Scientists at the European Centre for Nuclear Research (Cern) hope a major breakthrough achieved on Tuesday will help lead to a new form of physics.

The Large Hadron Collider, located near Geneva, has created history by smashing together particles at the highest energy reading ever recreated in a laboratory.

Scientists at Cern have started colliding sub-atomic particles at extremely high speeds, potentially heralding a new era for physics by unlocking some of the universe’s most closely guarded secrets.

Beyond the science though, something else is arguably at stake.

The work going on at Cern taps into the deepest of questions regarding our place in the universe and what makes us human.

Questions that have been asked for millennia “Who are we?” and “Where did we come from?” are a step closer to being answered.

And that is why what is going on 100km under the ground on the border between Switzerland and France is of such importance.

‘God particle’ 

The “celebrity” in the experiment is a sub-atomic particle known as the Higgs-Boson.

Dubbed the “God particle” by the media (much to the annoyance of some scientists) it’s integral to the standard model of particle physics, and has long been theorized as being responsible for giving mass to other elementary particles.

Scientists have described its possible discovery as “opening up a new world” allowing them to find new types of matter.

This in turn may have a bearing on our understanding of how the (known) universe operates.

We currently appreciate it as functioning in three main dimensions (plus time).

The discovery of new particles by the Large Hadron Collider (LHC) could hint at tiny new dimensions, beyond those that are visible to us, and the ramifications of this would radically alter our concept of the universe.

Ideas such as finding new dimensions may seem like they should be confined to an episode of Star Trek, but many are firmly ensconced in mainstream thinking and published by some of the world’s most eminent physicists.

In short, it is mainstream scientific theory, taking in seminal works by the likes of Einstein, Schrödinger and Heisenberg.

Popular science

Professor Max Tegmark of the Massachusetts Institute of Technology once argued that some cutting edge science is “as controversial as it is popular”.

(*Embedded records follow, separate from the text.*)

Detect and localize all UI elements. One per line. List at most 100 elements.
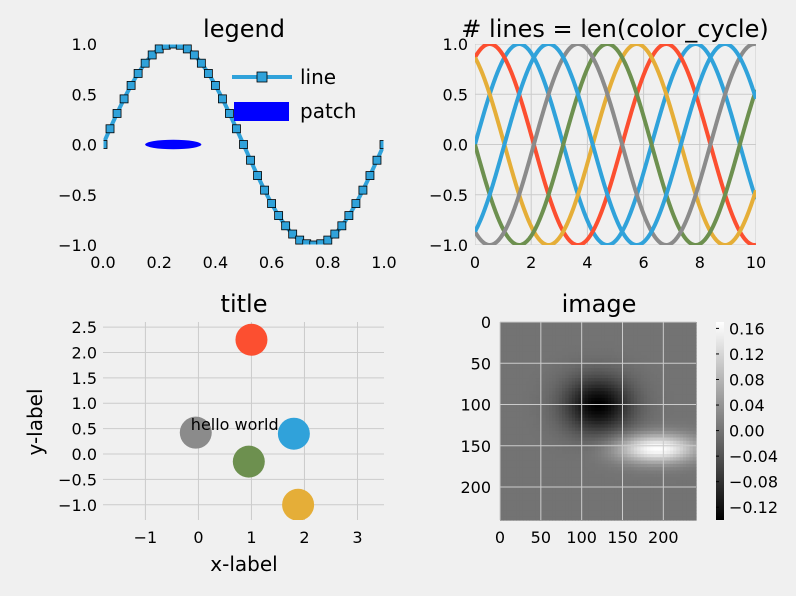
image-cell xyxy=(584,483,589,488)
image-cell xyxy=(535,450,540,455)
image-cell xyxy=(673,341,677,346)
image-cell xyxy=(535,328,540,333)
image-cell xyxy=(689,322,694,326)
image-cell xyxy=(679,477,684,481)
image-cell xyxy=(594,335,599,340)
image-cell xyxy=(532,470,537,475)
image-cell xyxy=(584,500,589,505)
image-cell xyxy=(542,473,547,478)
image-cell xyxy=(555,421,560,425)
image-cell xyxy=(643,368,648,373)
image-cell xyxy=(506,421,511,425)
image-cell xyxy=(692,516,697,521)
image-cell xyxy=(594,470,599,475)
image-cell xyxy=(604,368,609,373)
image-cell xyxy=(614,407,619,412)
image-cell xyxy=(535,440,540,445)
image-cell xyxy=(526,424,530,429)
image-cell xyxy=(522,351,527,356)
image-cell xyxy=(630,477,635,481)
image-cell xyxy=(643,421,648,425)
image-cell xyxy=(656,397,661,402)
image-cell xyxy=(611,411,615,415)
image-cell xyxy=(633,454,638,458)
image-cell xyxy=(692,348,697,353)
image-cell xyxy=(617,440,622,445)
image-xtick-label: 200 xyxy=(648,528,679,547)
image-cell xyxy=(503,487,508,491)
image-cell xyxy=(513,322,517,326)
image-cell xyxy=(565,374,570,379)
image-cell xyxy=(673,371,677,376)
image-cell xyxy=(500,364,504,369)
image-cell xyxy=(571,454,576,458)
image-cell xyxy=(604,351,609,356)
image-cell xyxy=(578,394,583,399)
image-cell xyxy=(526,434,530,439)
image-cell xyxy=(552,493,557,498)
image-cell xyxy=(594,477,599,481)
image-cell xyxy=(568,401,573,406)
legend-xtick-label: 0.6 xyxy=(259,253,284,272)
image-cell xyxy=(542,384,547,389)
image-cell xyxy=(601,417,606,422)
image-cell xyxy=(562,450,566,455)
image-cell xyxy=(630,345,635,349)
image-cell xyxy=(565,440,570,445)
image-cell xyxy=(679,358,684,363)
image-cell xyxy=(604,500,609,505)
image-cell xyxy=(568,470,573,475)
image-cell xyxy=(535,378,540,382)
image-cell xyxy=(588,440,593,445)
image-cell xyxy=(604,424,609,429)
image-cell xyxy=(555,388,560,392)
image-cell xyxy=(591,463,596,468)
image-cell xyxy=(581,391,586,396)
image-cell xyxy=(542,411,547,415)
image-cell xyxy=(565,338,570,343)
image-cell xyxy=(650,411,655,415)
image-cell xyxy=(575,513,579,518)
image-cell xyxy=(529,437,534,442)
image-cell xyxy=(650,434,655,439)
image-cell xyxy=(653,378,658,382)
image-cell xyxy=(555,368,560,373)
image-cell xyxy=(513,351,517,356)
image-cell xyxy=(660,335,664,340)
image-cell xyxy=(669,434,674,439)
image-cell xyxy=(522,325,527,330)
image-cell xyxy=(601,397,606,402)
image-cell xyxy=(571,450,576,455)
image-cell xyxy=(673,374,677,379)
image-cell xyxy=(516,437,521,442)
image-cell xyxy=(535,371,540,376)
image-cell xyxy=(558,371,563,376)
image-cell xyxy=(522,421,527,425)
image-cell xyxy=(630,391,635,396)
image-cell xyxy=(549,381,553,386)
image-cell xyxy=(643,378,648,382)
image-cell xyxy=(676,358,681,363)
image-cell xyxy=(663,322,668,326)
image-cell xyxy=(588,506,593,511)
image-cell xyxy=(676,391,681,396)
image-cell xyxy=(617,394,622,399)
image-cell xyxy=(591,473,596,478)
color-cycle-ytick-label: −0.5 xyxy=(429,186,468,205)
image-cell xyxy=(591,516,596,521)
image-cell xyxy=(591,450,596,455)
image-cell xyxy=(601,467,606,472)
image-cell xyxy=(581,440,586,445)
image-cell xyxy=(535,460,540,465)
image-cell xyxy=(676,477,681,481)
image-cell xyxy=(604,463,609,468)
image-cell xyxy=(500,368,504,373)
image-cell xyxy=(663,477,668,481)
image-cell xyxy=(568,434,573,439)
image-cell xyxy=(607,450,612,455)
image-cell xyxy=(630,460,635,465)
image-cell xyxy=(614,513,619,518)
image-cell xyxy=(692,381,697,386)
image-cell xyxy=(660,454,664,458)
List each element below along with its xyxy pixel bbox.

Perhaps the experiments being done at Cern can go some way in taking some of physic’s most contentious subjects and rooting them firmly in reality.

Most scientists, however, insist that what they are really doing at Cern is mapping the unknown and that the real discoveries will come from the unpredicted.

In short, surprises that will stun the world of physics.

For sometime, an idea often repeated in the mass media, was that miniature black holes could be created by the LHC.

If such a Black Hole was created it would immediately decay via Hawking radiation and is thus unlikely to pose any tangible threat.

Perhaps a real danger however is being left in a black hole of our own, dismissing important scientific ideas as science fiction.

If Cern can rekindle an interest in science and provoke debate about the universe then surely that will be its greatest achievement.